All the characteristics that make SMS such a compelling marketing channel – its personal, mobile, always on, instantly responded to – can also result in SMS marketing backfiring badly if you mismanage it.
While people might shrug their shoulders in resignation when it comes to email spam, SMS spam is very badly received. And it’s not just spam messages: a communication that may have been very welcome during the day will be seen in a very bad light if it arrives on a customer’s handset at 3am.
Instead of building a relationship with your potential and existing customers, you could do severe damage to your brand if you don’t pay attention to best practices around SMS communications. Here are some guidelines to ensure your SMS marketing is well received and builds a valuable relationship with your customers.
1. Understand the legislative guidelines
Going through the soon-to-be-passed legislation, entitled the Protection of Personal Information Act (POPI) is a great starting point to ensure you get off on a good footing. POPI says that you cannot send unsolicited electronic messages to people you haven’t dealt with before, and it also very clearly outlines what informed consent is and how you need to enable people to opt-out of your communications.
2. Build your own lists
POPI aside, never buy lists from brokers, they are simply a false economy. It’s far better to build your own, opted-in list of existing customers and interested prospects and send your messages out to a receptive audience. Always giving them the opportunity to opt out, of course.
3. Tailor your messages
The previous tip means you can tailor the information you SMS to customers improving the response rate even more. Segment your customer lists according to interests – this makes your communications more targeted and saves you time and money as well.

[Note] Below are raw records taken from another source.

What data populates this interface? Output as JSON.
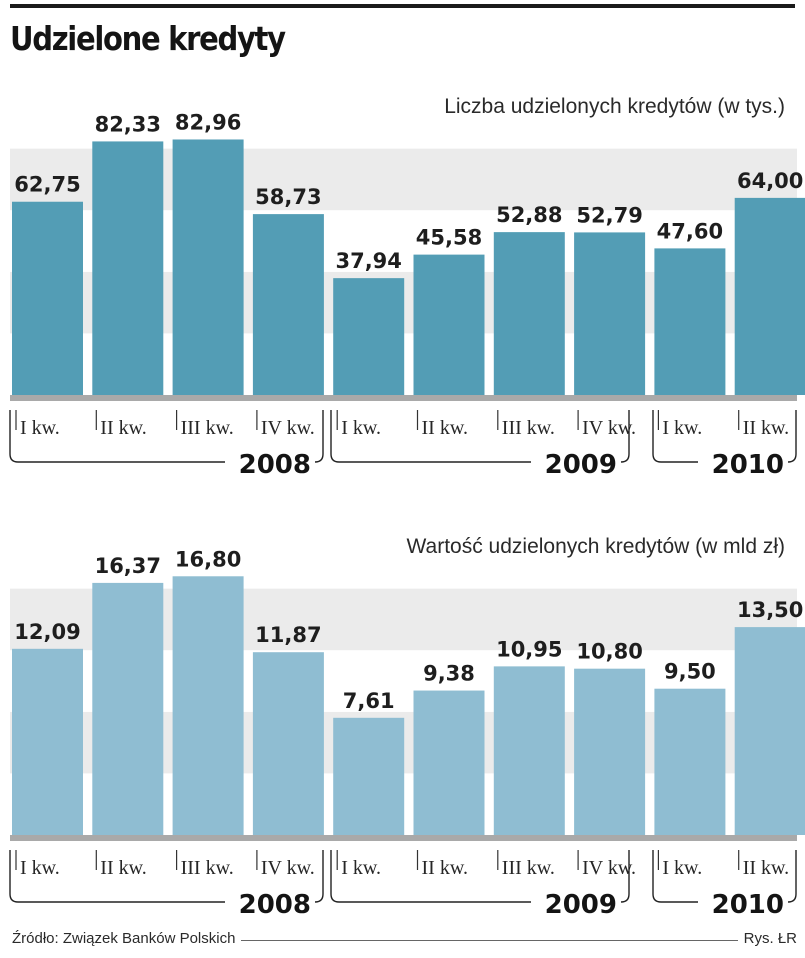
{
  "title": "Udzielone kredyty",
  "source": "Źródło: Związek Banków Polskich",
  "credit": "Rys. ŁR",
  "chart_data": [
    {
      "type": "bar",
      "title": "Liczba udzielonych kredytów (w tys.)",
      "categories": [
        "I kw.",
        "II kw.",
        "III kw.",
        "IV kw.",
        "I kw.",
        "II kw.",
        "III kw.",
        "IV kw.",
        "I kw.",
        "II kw."
      ],
      "years": [
        {
          "label": "2008",
          "start": 0,
          "end": 3
        },
        {
          "label": "2009",
          "start": 4,
          "end": 7
        },
        {
          "label": "2010",
          "start": 8,
          "end": 9
        }
      ],
      "values": [
        62.75,
        82.33,
        82.96,
        58.73,
        37.94,
        45.58,
        52.88,
        52.79,
        47.6,
        64.0
      ],
      "value_labels": [
        "62,75",
        "82,33",
        "82,96",
        "58,73",
        "37,94",
        "45,58",
        "52,88",
        "52,79",
        "47,60",
        "64,00"
      ],
      "ylim": [
        0,
        100
      ],
      "grid": true,
      "bar_color": "#539db5"
    },
    {
      "type": "bar",
      "title": "Wartość udzielonych kredytów (w mld zł)",
      "categories": [
        "I kw.",
        "II kw.",
        "III kw.",
        "IV kw.",
        "I kw.",
        "II kw.",
        "III kw.",
        "IV kw.",
        "I kw.",
        "II kw."
      ],
      "years": [
        {
          "label": "2008",
          "start": 0,
          "end": 3
        },
        {
          "label": "2009",
          "start": 4,
          "end": 7
        },
        {
          "label": "2010",
          "start": 8,
          "end": 9
        }
      ],
      "values": [
        12.09,
        16.37,
        16.8,
        11.87,
        7.61,
        9.38,
        10.95,
        10.8,
        9.5,
        13.5
      ],
      "value_labels": [
        "12,09",
        "16,37",
        "16,80",
        "11,87",
        "7,61",
        "9,38",
        "10,95",
        "10,80",
        "9,50",
        "13,50"
      ],
      "ylim": [
        0,
        20
      ],
      "grid": true,
      "bar_color": "#8fbdd2"
    }
  ]
}
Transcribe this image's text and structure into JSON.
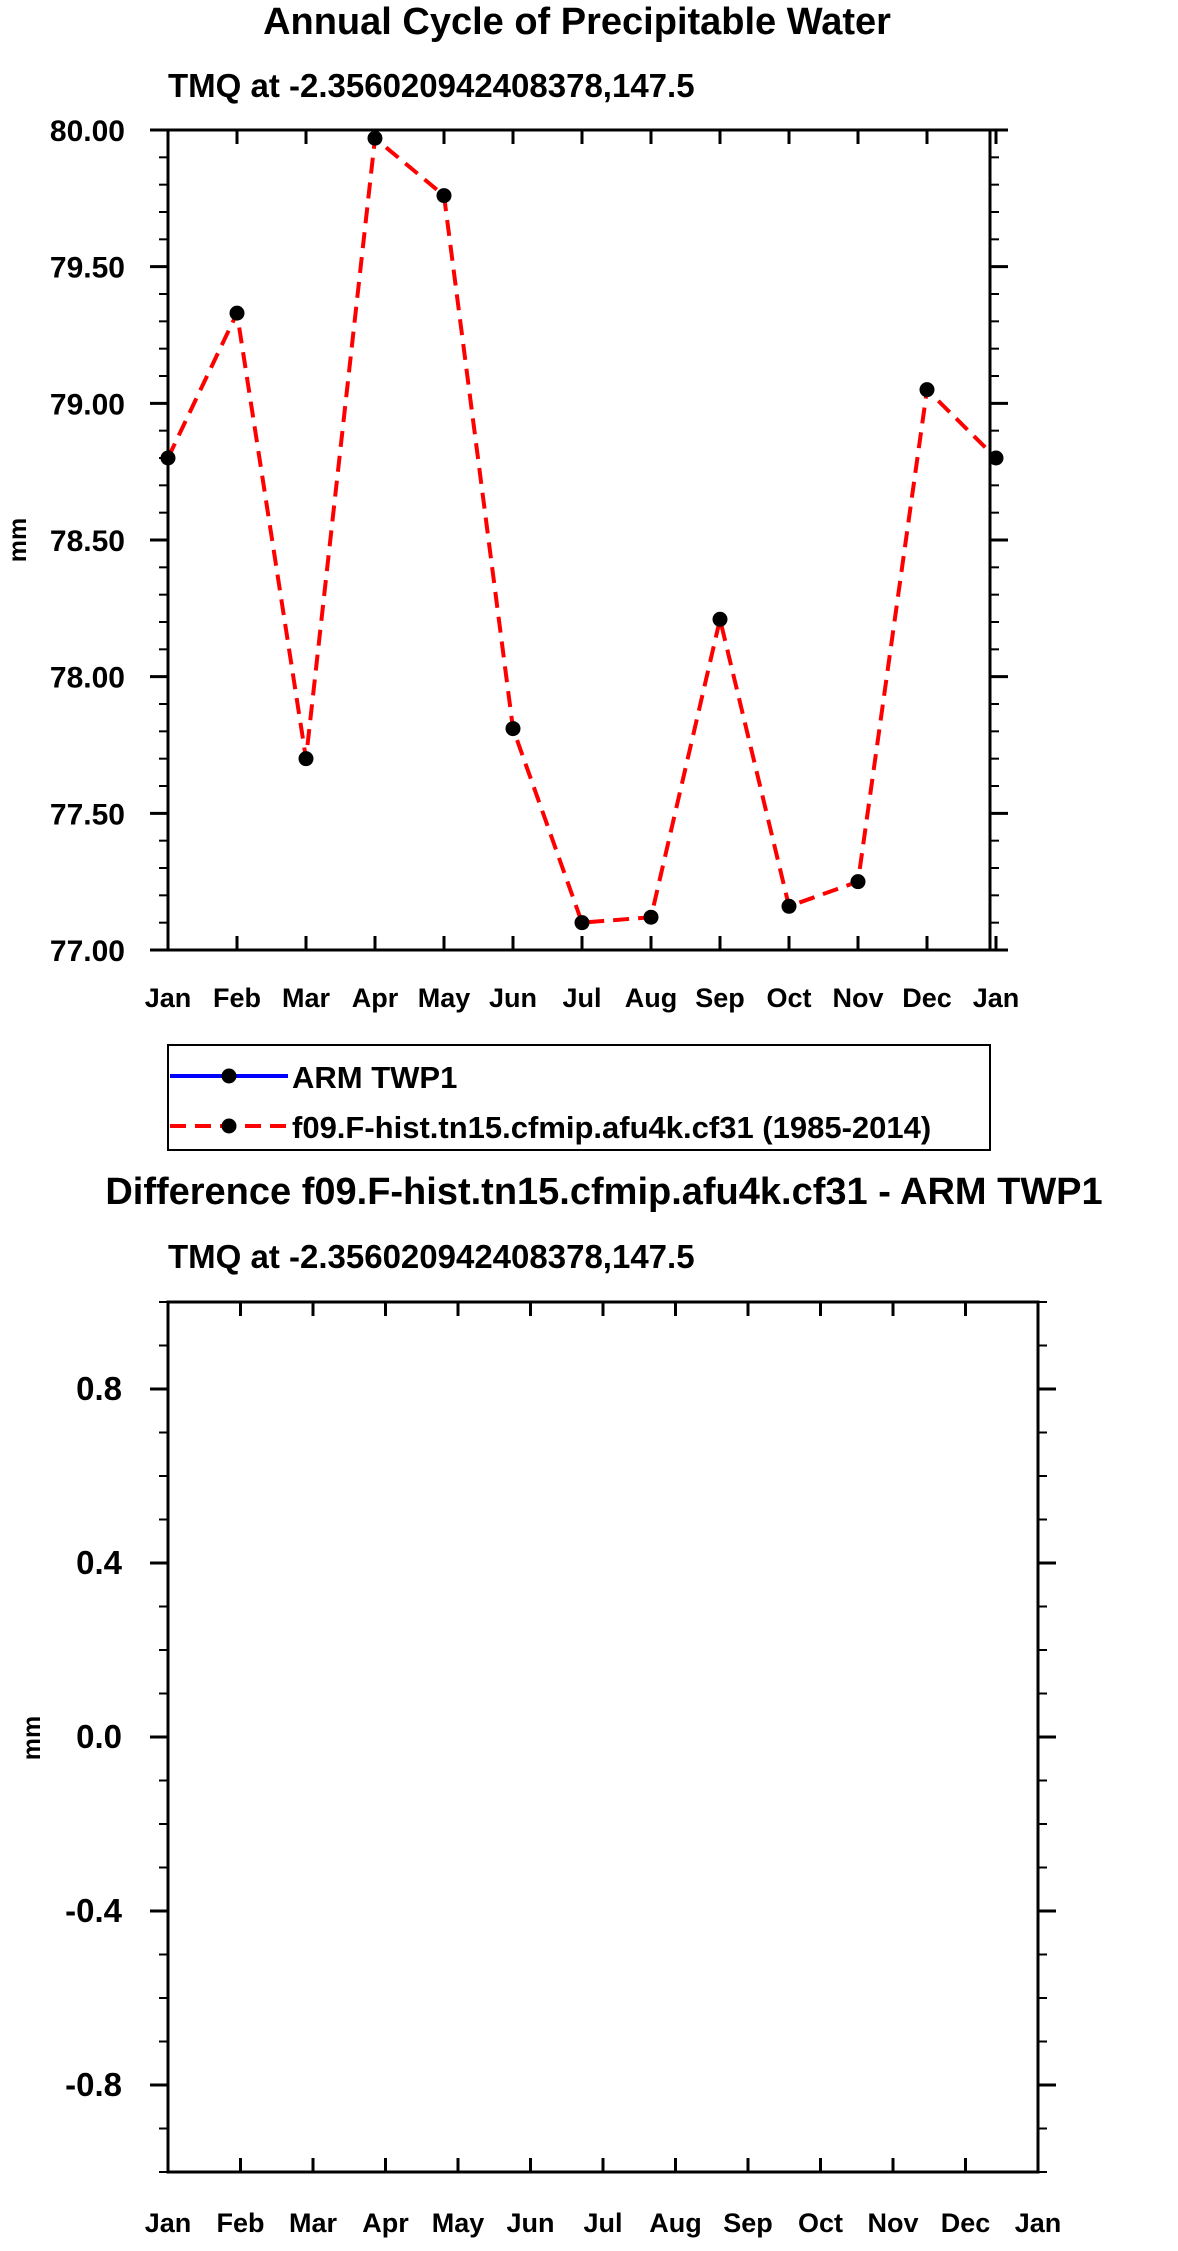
{
  "chart_data": [
    {
      "type": "line",
      "title": "Annual Cycle of Precipitable Water",
      "subtitle": "TMQ at -2.356020942408378,147.5",
      "ylabel": "mm",
      "xlabel": "",
      "ylim": [
        77.0,
        80.0
      ],
      "yticks": [
        77.0,
        77.5,
        78.0,
        78.5,
        79.0,
        79.5,
        80.0
      ],
      "ytick_labels": [
        "77.00",
        "77.50",
        "78.00",
        "78.50",
        "79.00",
        "79.50",
        "80.00"
      ],
      "x_labels": [
        "Jan",
        "Feb",
        "Mar",
        "Apr",
        "May",
        "Jun",
        "Jul",
        "Aug",
        "Sep",
        "Oct",
        "Nov",
        "Dec",
        "Jan"
      ],
      "grid": false,
      "legend_position": "below",
      "series": [
        {
          "name": "ARM TWP1",
          "color": "#0000ff",
          "dash": "solid",
          "values": []
        },
        {
          "name": "f09.F-hist.tn15.cfmip.afu4k.cf31 (1985-2014)",
          "color": "#ff0000",
          "dash": "dashed",
          "values": [
            78.8,
            79.33,
            77.7,
            79.97,
            79.76,
            77.81,
            77.1,
            77.12,
            78.21,
            77.16,
            77.25,
            79.05,
            78.8
          ]
        }
      ]
    },
    {
      "type": "line",
      "title": "Difference f09.F-hist.tn15.cfmip.afu4k.cf31 - ARM TWP1",
      "subtitle": "TMQ at -2.356020942408378,147.5",
      "ylabel": "mm",
      "xlabel": "",
      "ylim": [
        -1.0,
        1.0
      ],
      "yticks": [
        -0.8,
        -0.4,
        0.0,
        0.4,
        0.8
      ],
      "ytick_labels": [
        "-0.8",
        "-0.4",
        "0.0",
        "0.4",
        "0.8"
      ],
      "x_labels": [
        "Jan",
        "Feb",
        "Mar",
        "Apr",
        "May",
        "Jun",
        "Jul",
        "Aug",
        "Sep",
        "Oct",
        "Nov",
        "Dec",
        "Jan"
      ],
      "grid": false,
      "series": []
    }
  ]
}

4. Understand what your customers want
Mix marketing messages with genuinely useful information that you know your customers want in order to make your SMS communication with them essential and anticipated. Look around your business and you are sure to be collecting information in the course of normal events that your customers would find useful. For example, a surf shop could provide real-time on-the-go local weather reports pertinent to surfers.
5. Make use of automation
Small businesses can easily and cost-effectively automate their SMS communications using shortcodes, keywords and auto-responders thanks to third party SMS providers. Responses can be manually updated even on a daily basis, without needing to know any coding. And, in terms of opt-outs, these should be automated, ensuring that your customers are opted out as soon as they reply ‘stop’ or ‘unsubscribe’.
6. Stay compliant
Choose an SMS provider that complies with the Wireless Application Service Providers’ (WASPA) code of conduct. This ensures that you are always compliant with latest regulations, and a good provider will assist you in complying with advertising guidelines around publishing your shortcode. All you need to do is ask.
SMS is one of the most powerful, wide-reaching communication channels at your disposal. Even small and micro-businesses can afford highly automated and sophisticated SMS setups, allowing them to build a strong, valued relationship with customers and prospects.
Paying attention to these simple guidelines can make the difference between coming across as a pushy door-to-door salesman and a valued and welcomed business.